Stephen Park aware of challenges facing British Cycling ahead of Tokyo Olympics
British Cycling performance director Stephen Park has admitted to having “serious concerns” over how the coronavirus will affect funding for the Great Britain team ahead of the rescheduled Tokyo Olympics, but insisted it would not hamper them competitively.
Park said the governing body is engaged in conversations with UK Sport over how to redraw its budgets for this year and next following the International Olympic Committee’s decision to move the Games back by 12 months due to the outbreak.
Like many other federations, British Cycling has already invested some money around the 2020 schedule that it will not be able to recover, while seeing other revenue streams drop as a result of postponed or cancelled activities.
Great Britain has the best-funded cycling team in the world, working to a reported budget of £30million for this Olympic cycle, but Park said it was inevitable that would now come under strain.
“When it comes to British Cycling people talk about it almost as if it’s a bottomless pit,” Park told the PA news agency.
“They think if we need five more coaches or three more bikes we just crack on and get them. But we’re in a particularly challenging time.
“Of course I have serious concerns. It would be naive to say otherwise, but equally I’ve got absolute confidence we’ll work through those with the key stakeholders like UK Sport, and I’m absolutely confident we’ll turn up in Tokyo next year ready to put in a great performance and be challenging at the top end of the medal table.”

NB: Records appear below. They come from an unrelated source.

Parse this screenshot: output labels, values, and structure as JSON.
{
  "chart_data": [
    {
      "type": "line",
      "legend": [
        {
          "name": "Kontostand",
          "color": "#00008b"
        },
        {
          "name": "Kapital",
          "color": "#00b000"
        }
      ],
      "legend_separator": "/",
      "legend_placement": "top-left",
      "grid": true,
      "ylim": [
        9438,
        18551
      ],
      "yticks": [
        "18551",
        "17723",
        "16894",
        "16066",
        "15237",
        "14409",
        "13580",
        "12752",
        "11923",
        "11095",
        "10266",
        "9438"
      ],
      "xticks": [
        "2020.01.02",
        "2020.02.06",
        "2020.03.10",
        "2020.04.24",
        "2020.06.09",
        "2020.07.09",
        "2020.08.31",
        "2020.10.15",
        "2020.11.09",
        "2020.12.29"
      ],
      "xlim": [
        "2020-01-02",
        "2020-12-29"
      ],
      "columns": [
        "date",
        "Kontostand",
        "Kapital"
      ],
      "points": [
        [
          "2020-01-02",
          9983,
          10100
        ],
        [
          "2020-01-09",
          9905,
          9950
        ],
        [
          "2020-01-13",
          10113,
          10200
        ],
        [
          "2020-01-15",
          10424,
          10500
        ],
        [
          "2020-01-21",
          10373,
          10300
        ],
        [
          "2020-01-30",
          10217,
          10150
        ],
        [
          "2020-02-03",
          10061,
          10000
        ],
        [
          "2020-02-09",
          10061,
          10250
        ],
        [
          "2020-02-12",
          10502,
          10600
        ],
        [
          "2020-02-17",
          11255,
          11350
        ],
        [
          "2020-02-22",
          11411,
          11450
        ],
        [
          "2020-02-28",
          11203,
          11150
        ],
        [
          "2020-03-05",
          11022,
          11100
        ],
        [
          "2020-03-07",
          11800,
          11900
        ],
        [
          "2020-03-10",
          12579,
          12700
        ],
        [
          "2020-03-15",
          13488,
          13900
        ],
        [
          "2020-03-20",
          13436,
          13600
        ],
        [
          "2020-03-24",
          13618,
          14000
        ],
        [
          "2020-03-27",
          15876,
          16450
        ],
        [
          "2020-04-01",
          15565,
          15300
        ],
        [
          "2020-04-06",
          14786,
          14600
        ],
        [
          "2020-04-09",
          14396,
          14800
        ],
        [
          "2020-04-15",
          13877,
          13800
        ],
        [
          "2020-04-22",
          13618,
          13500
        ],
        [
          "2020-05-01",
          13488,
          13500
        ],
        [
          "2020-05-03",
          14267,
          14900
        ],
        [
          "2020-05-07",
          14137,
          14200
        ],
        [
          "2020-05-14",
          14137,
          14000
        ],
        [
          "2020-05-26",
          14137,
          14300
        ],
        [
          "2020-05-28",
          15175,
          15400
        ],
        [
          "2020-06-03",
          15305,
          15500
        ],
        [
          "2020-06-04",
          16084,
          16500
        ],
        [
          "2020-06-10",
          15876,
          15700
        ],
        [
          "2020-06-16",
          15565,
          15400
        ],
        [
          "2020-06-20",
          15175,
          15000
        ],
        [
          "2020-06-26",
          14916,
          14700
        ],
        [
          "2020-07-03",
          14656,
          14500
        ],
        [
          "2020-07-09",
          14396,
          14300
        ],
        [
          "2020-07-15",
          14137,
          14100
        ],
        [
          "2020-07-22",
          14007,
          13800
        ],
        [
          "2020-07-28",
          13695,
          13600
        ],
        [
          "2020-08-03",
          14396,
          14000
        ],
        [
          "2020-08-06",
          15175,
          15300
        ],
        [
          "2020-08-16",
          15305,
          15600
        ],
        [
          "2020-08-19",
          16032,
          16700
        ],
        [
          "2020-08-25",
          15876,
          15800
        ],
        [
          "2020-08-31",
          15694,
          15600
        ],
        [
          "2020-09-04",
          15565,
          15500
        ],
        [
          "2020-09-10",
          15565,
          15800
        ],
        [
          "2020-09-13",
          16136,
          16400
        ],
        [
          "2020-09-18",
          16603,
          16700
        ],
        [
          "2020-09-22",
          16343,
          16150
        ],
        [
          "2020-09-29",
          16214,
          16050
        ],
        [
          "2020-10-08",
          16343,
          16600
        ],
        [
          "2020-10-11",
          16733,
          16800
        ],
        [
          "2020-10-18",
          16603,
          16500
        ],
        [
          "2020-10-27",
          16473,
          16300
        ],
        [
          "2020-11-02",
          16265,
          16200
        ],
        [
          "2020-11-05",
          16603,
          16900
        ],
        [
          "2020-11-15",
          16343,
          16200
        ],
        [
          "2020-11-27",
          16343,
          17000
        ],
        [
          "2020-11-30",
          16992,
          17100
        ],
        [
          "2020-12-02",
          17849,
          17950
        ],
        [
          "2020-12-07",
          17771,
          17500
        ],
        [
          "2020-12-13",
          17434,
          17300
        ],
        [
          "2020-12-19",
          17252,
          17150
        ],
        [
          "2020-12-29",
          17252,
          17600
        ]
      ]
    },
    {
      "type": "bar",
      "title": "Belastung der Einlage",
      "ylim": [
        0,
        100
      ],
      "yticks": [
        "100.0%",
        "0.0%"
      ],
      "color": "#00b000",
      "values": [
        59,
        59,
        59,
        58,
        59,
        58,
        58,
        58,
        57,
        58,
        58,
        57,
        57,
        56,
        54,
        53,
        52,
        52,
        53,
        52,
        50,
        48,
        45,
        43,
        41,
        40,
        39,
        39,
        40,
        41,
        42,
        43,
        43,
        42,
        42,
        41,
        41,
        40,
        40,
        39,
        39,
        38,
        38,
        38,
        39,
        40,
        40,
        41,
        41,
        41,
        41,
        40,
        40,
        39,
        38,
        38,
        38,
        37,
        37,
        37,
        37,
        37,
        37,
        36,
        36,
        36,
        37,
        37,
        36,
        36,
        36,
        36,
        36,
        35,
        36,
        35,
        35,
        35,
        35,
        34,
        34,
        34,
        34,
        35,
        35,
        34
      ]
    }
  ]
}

Park said he is now having to consider how Great Britain can best handle the challenges, including the possibility of needing to furlough some staff, but said they were the same demands being faced by federations across the world.
“We saw last week the US team have just put a significant number of staff on furlough, and we know that is happening across other sports,” he said.
“It’s all happening day by day, but I’m not sat here with my head in my hands, I’m actually really optimistic for Tokyo.
“The riders and staff have been dealing with the challenges with incredible vigour, incredible resilience, and I believe we’ll be stronger in 2021 than in 2020. Out of adversity you can see strength and that’s what I’m feeling from within the team.”
The majority of the elite cycling team’s funding comes from UK Sport, and Park has been in conversations with the body over how the budget is redrawn to deal with the evolving situation.
But British Cycling’s situation is complicated by the fact that headline sponsor HSBC announced in February that it is exercising a break clause in its eight-year deal, ending its partnership at the end of 2020.
The hunt for a replacement will surely be hampered by a major slow down in the economy as a result of the coronavirus, though Park sees a potential opportunity with the postponement of the Tokyo Games meaning the next four-year cycle will feature not one but two Olympics.
“If you’re a commercial partner looking for direct involvement with a Games or exposure related to it then clearly you get two for the price of one,” he said.
“Worldwide we’re in a very uncertain time in which a lot of businesses are fighting for survival so that of course makes it very difficult, and those businesses have got to think about themselves first.
“But I would hope as we come out of this challenge and businesses get back on their feet they would recognise there’s a great opportunity to be part of an Olympics at a time when the nation and the world needs some inspiration, and there’s an opportunity to celebrate humanity having beaten the coronavirus.”